Of course, there were rumors within the UEG that Section 9, an incredibly secretive branch of the UEG, was working on a project somewhere on Luna that would lead to the development of a hyper-intelligent AI that would be able to operation the Sol Defense Grid. Assuming it worked, it would greatly reduce the number of independent starships that would need to remain in-system. Instead, the defense of the Sol System could be left to automated defense platforms. Jack wasn’t entirely convinced that the rumors were even true, but if they were he had to admit it gave him the creeps. He didn’t have a problem with AI, but the thought of a computer program having autonomous control of the entirety of Earth’s defensive weapons seemed… potentially very dangerous.

Not that he was in the Sol System long enough for it to make much of a difference to him anyway. In fact, he was only here now because the Andromeda had been reassigned to another battle group and had returned to Mars for repair and rearming before linking up with the 23rd Task Force in the Alpha Centauri system.

It would be his last tour before settling in at the Advanced Naval Combat School on Europa where he and the 850 other members of the Retribution’s crew would be trained. It was there that they would learn the skills they needed to command the next generation of UEG capital ships. The thought did not excite him.

Well, it did. He knew how proud his father would be if he had lived to see his son selected to serve on a ship like the Retribution. That thought still managed to make Jack smile, however the rest of what that entailed did not. The Reprisals could very well be the spark that would break the back of the Volgm resistance, and Jack was not convinced that would be a good thing. Jack had fought enough battles and seen enough war to know that the Volgm were not monsters. Their soldiers were people just like him and Maya, fighting for their homes and families.
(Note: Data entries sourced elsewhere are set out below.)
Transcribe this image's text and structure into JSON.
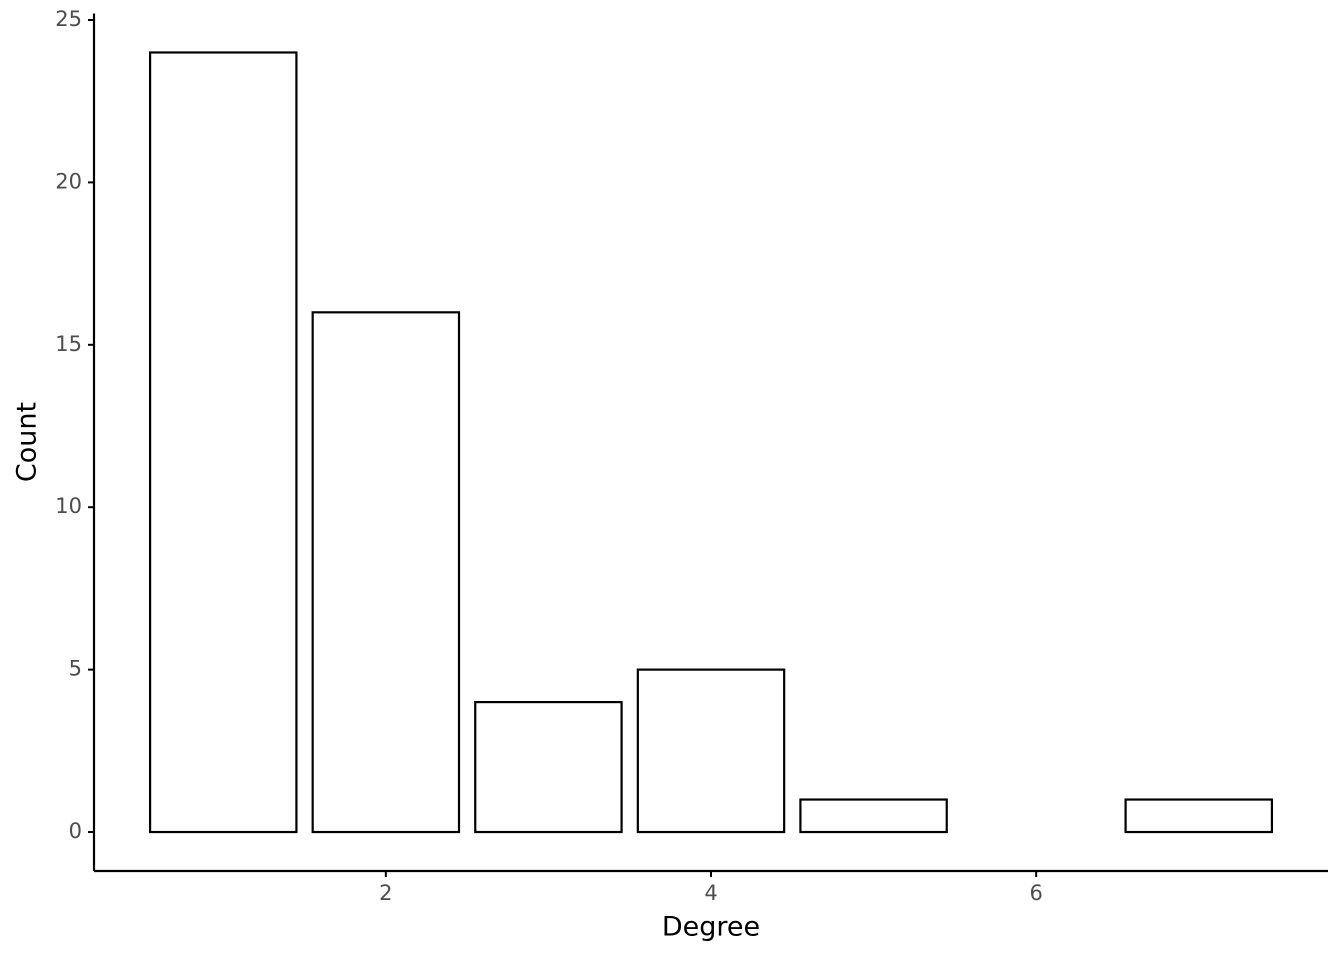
{
  "chart_data": {
    "type": "bar",
    "x": [
      1,
      2,
      3,
      4,
      5,
      7
    ],
    "values": [
      24,
      16,
      4,
      5,
      1,
      1
    ],
    "xlabel": "Degree",
    "ylabel": "Count",
    "fill": "#ffffff",
    "color": "#000000",
    "xlim": [
      0.205,
      7.795
    ],
    "xticks": [
      2,
      4,
      6
    ],
    "ylim": [
      -1.2,
      25.2
    ],
    "yticks": [
      0,
      5,
      10,
      15,
      20,
      25
    ],
    "grid": false
  }
}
Jack didn’t know what the Volgm would do if they won the war, but he felt strongly that he knew what the UEG would do. He heard it in every mess hall. He saw it on the faces of every fellow sailor. If the UEG got their way, the Volgm homeworld would burn as the UEG fleets rained fire down upon it. Jack didn’t want that, but he didn’t know how to stop it either.

Because loathe as he was to admit it, he didn’t know that the Volgm wouldn’t do the same thing. Maybe they would, and if so then he and his fellow soldiers were all that stood between humanity and annihilation. So what could he do? Nothing but his duty, of course. Just as Maya had told him years before: he would do his job and follow orders. He would protect humanity… warts and all.

--

“On the day of your enlistment, you were each issued a weapon. But neither that weapon, nor the vast batteries of artillery aboard your ship make you a soldier. What makes you a soldier is how you choose to use them.” 

--

UEG Retribution,
On Patrol near the Arcturus System
July 18th, 2547

But duty… duty can only take a man so far. Loyalty, duty… there has to be a line one does not cross, not even for duty’s sake. For years, Jack had followed orders. He had done his duty, just as his father had. Just as Maya had told him. He had pushed aside his worries and his questions. He had done as he had been told. But on this day, Jack Mitchell and indeed the entire crew of the Retribution would be faced with a choice; a choice between doing what is easy and doing what is right. The choice they make will split the crew in half, but it will lead to a spark of hope that, if nurtured, could burn into a flame of change. Time will tell.